XXIV

634 40 17
                                    

Happy reading ◉⁠‿⁠◉





Dear dunia

Merindukan sosok yang sudah tiada itu memang sangat menyakitkan.

Entah datang dari mana, Lia tiba-tiba muncul setelah kepergian Haikal. Jika saja tidak ada bangsal yang menahan tubuh Fania, sudah di pastikan perempuan itu akan terjungkal sangking terkejutnya.

"Maaf," ucap Lia saat melihat wajah keterkejutan Fania.

"Kak Lia dari tadi di sini?" Perempuan itu kembali membenarkan posisinya, ia berdiri tegap menatap kakak kelasnya yang tengah berpenampilan acak-acakan itu. Mungkin orang yang bersungut di bangsal sebelah itu adalah Lia yang hendak tidur.

Perempuan itu mengangguk sembari tersenyum, Fania akui, meski Lia berpenampilan acak-acakan namun kecantikan gadis itu masih sangat pekat, bahkan senyuman yang baru saja ia tunjukkan semakin membuat kecantikannya bertambah.

"Tadi mau tidur, tapi bangsalnya bau soup, jadinya nggak bisa tidur," jelas gadis itu dan hanya di angguki Fania dengan senyum yang sedikit kikuk.

"Lo mau balik ke kelas?" Tanya Lia saat suasana kembali hening.

Fania mengangguk, "Kaka juga?" Jujur ini sedikit canggung, Fania memang kerap kali bertemu Lia, bahkan ia sering membantu sekertaris osis itu jika Zega memintanya. Tapi, untuk berbicara seperti ini membuatnya sedikit gugup.

"Aelah, nggak usah gugup gitu dong!" Lia yang menyadari perubahan raut wajah Fania berujar santai. "Ayok balik bareng!" Ia menarik tangan fania, mencoba membuang kecanggungan di antara mereka.

Keduanya berjalan bersama melewati beberapa lorong, Tak ada yang memulai percakapan hingga Lia yang mencoba memecah keheningan.

"btw, katanya Lo di bully" perkataan Lia barusan membuat Fania mengehentikan langkahnya.

Lia tersenyum menghela menghadap Fania, "kenapa? Kenapa nggak laporin ke guru?" Tanyanya lembut.

Fania menghembuskan nafasnya panjang, "Kaka pasti tau apa yang membuat aku bertahan, mungkin setidaknya sampai lulus sekolah, aku harus berusaha bertahan." Gadis itu menatap lurus lorong koridor di hadapannya.

"Beasiswa?" Lia yang memang gadis pintar itu tau apa maksud dari perkataan Fania.

Fania mengangguk pelan.

"Tapi kamu juga ha-"

"Hai Fania, long time no see," sapa Lydia dengan senyum asimetris yang entah dari mana datangnya, kali ini ia seorang diri, tanpa antek-anteknya.

"Cih" Lia mendecih pelan

Fania menatap gadis yang tengah bersedekap dada di hadapannya.
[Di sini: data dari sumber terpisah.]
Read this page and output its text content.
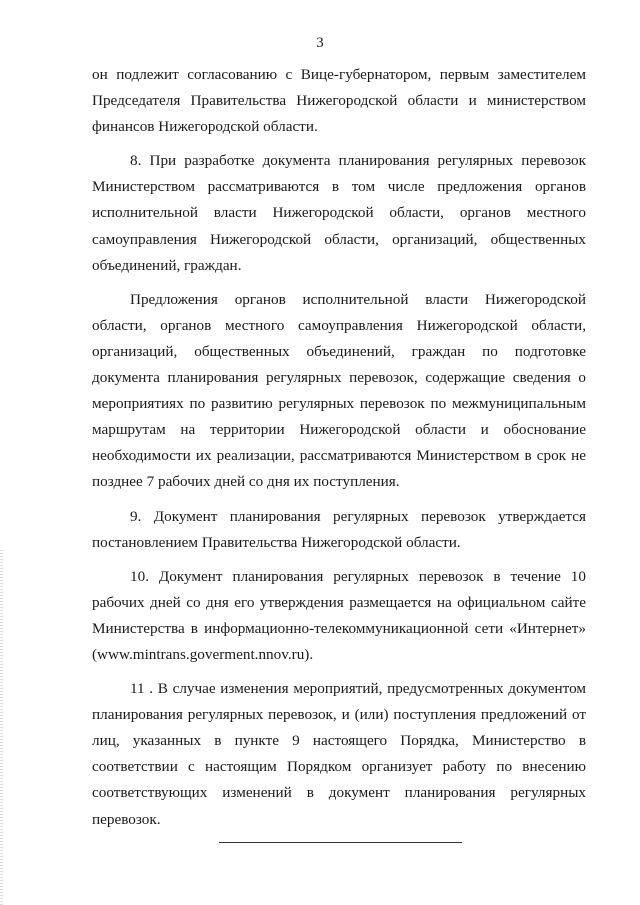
3

он подлежит согласованию с Вице-губернатором, первым заместителем Председателя Правительства Нижегородской области и министерством финансов Нижегородской области.

8. При разработке документа планирования регулярных перевозок Министерством рассматриваются в том числе предложения органов исполнительной власти Нижегородской области, органов местного самоуправления Нижегородской области, организаций, общественных объединений, граждан.

Предложения органов исполнительной власти Нижегородской области, органов местного самоуправления Нижегородской области, организаций, общественных объединений, граждан по подготовке документа планирования регулярных перевозок, содержащие сведения о мероприятиях по развитию регулярных перевозок по межмуниципальным маршрутам на территории Нижегородской области и обоснование необходимости их реализации, рассматриваются Министерством в срок не позднее 7 рабочих дней со дня их поступления.

9. Документ планирования регулярных перевозок утверждается постановлением Правительства Нижегородской области.

10. Документ планирования регулярных перевозок в течение 10 рабочих дней со дня его утверждения размещается на официальном сайте Министерства в информационно-телекоммуникационной сети «Интернет» (www.mintrans.goverment.nnov.ru).

11 . В случае изменения мероприятий, предусмотренных документом планирования регулярных перевозок, и (или) поступления предложений от лиц, указанных в пункте 9 настоящего Порядка, Министерство в соответствии с настоящим Порядком организует работу по внесению соответствующих изменений в документ планирования регулярных перевозок.
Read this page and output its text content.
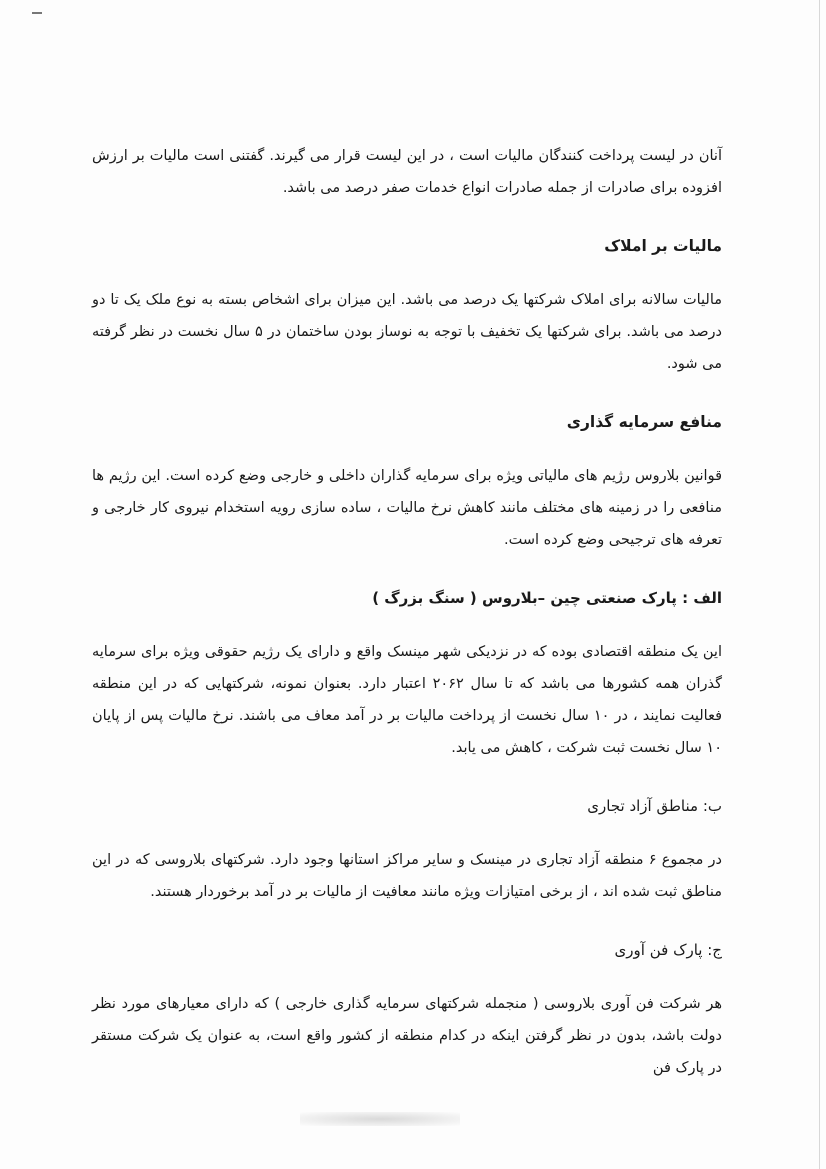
آنان در لیست پرداخت کنندگان مالیات است ، در این لیست قرار می گیرند. گفتنی است مالیات بر ارزش افزوده برای صادرات از جمله صادرات انواع خدمات صفر درصد می باشد.

مالیات بر املاک

مالیات سالانه برای املاک شرکتها یک درصد می باشد. این میزان برای اشخاص بسته به نوع ملک یک تا دو درصد می باشد. برای شرکتها یک تخفیف با توجه به نوساز بودن ساختمان در ۵ سال نخست در نظر گرفته می شود.

منافع سرمایه گذاری

قوانین بلاروس رژیم های مالیاتی ویژه برای سرمایه گذاران داخلی و خارجی وضع کرده است. این رژیم ها منافعی را در زمینه های مختلف مانند کاهش نرخ مالیات ، ساده سازی رویه استخدام نیروی کار خارجی و تعرفه های ترجیحی وضع کرده است.

الف : پارک صنعتی چین –بلاروس ( سنگ بزرگ )

این یک منطقه اقتصادی بوده که در نزدیکی شهر مینسک واقع و دارای یک رژیم حقوقی ویژه برای سرمایه گذران همه کشورها می باشد که تا سال ۲۰۶۲ اعتبار دارد. بعنوان نمونه، شرکتهایی که در این منطقه فعالیت نمایند ، در ۱۰ سال نخست از پرداخت مالیات بر در آمد معاف می باشند. نرخ مالیات پس از پایان ۱۰ سال نخست ثبت شرکت ، کاهش می یابد.

ب: مناطق آزاد تجاری

در مجموع ۶ منطقه آزاد تجاری در مینسک و سایر مراکز استانها وجود دارد. شرکتهای بلاروسی که در این مناطق ثبت شده اند ، از برخی امتیازات ویژه مانند معافیت از مالیات بر در آمد برخوردار هستند.

ج: پارک فن آوری

هر شرکت فن آوری بلاروسی ( منجمله شرکتهای سرمایه گذاری خارجی ) که دارای معیارهای مورد نظر دولت باشد، بدون در نظر گرفتن اینکه در کدام منطقه از کشور واقع است، به عنوان یک شرکت مستقر در پارک فن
Gadis itu mendekat, kemudian mencengkram bahu Fania dengan keras. Melihat itu Lia tak diam, dia langsung menyingkirkan tangan Lydia dari bahu Fania.

"Lo nggak usah ikut campur!" Tekan Lydia menatap tajam kakak kelasnya itu.

"Tentu gue ikut campur, dia teman gue sekarang," balas Lia menatap nyalang lawan bicaranya itu

Lidya tertawa remeh, "nggak usah sok deh, jangan mentang-mentang Lo Kaka kelas, jadi ikut campur urusan orang!" Tekannya semakin dingin.

Lydia mendekat menatap tajam Lia sang Kaka kelas yang tengah menatapnya dengan raut wajah penuh kekesalan. Kemudian gadis itu tersenyum remeh.

"Lo tau bapak gue nggak?"

"Enggak, emang nyokap Lo nggak ngasih tau siapa bapak Lo?" Lia menatap santai Lydia yang kini mulai emosi, gadis itu tersenyum remeh saat melihat Lydia menggeram tertahan.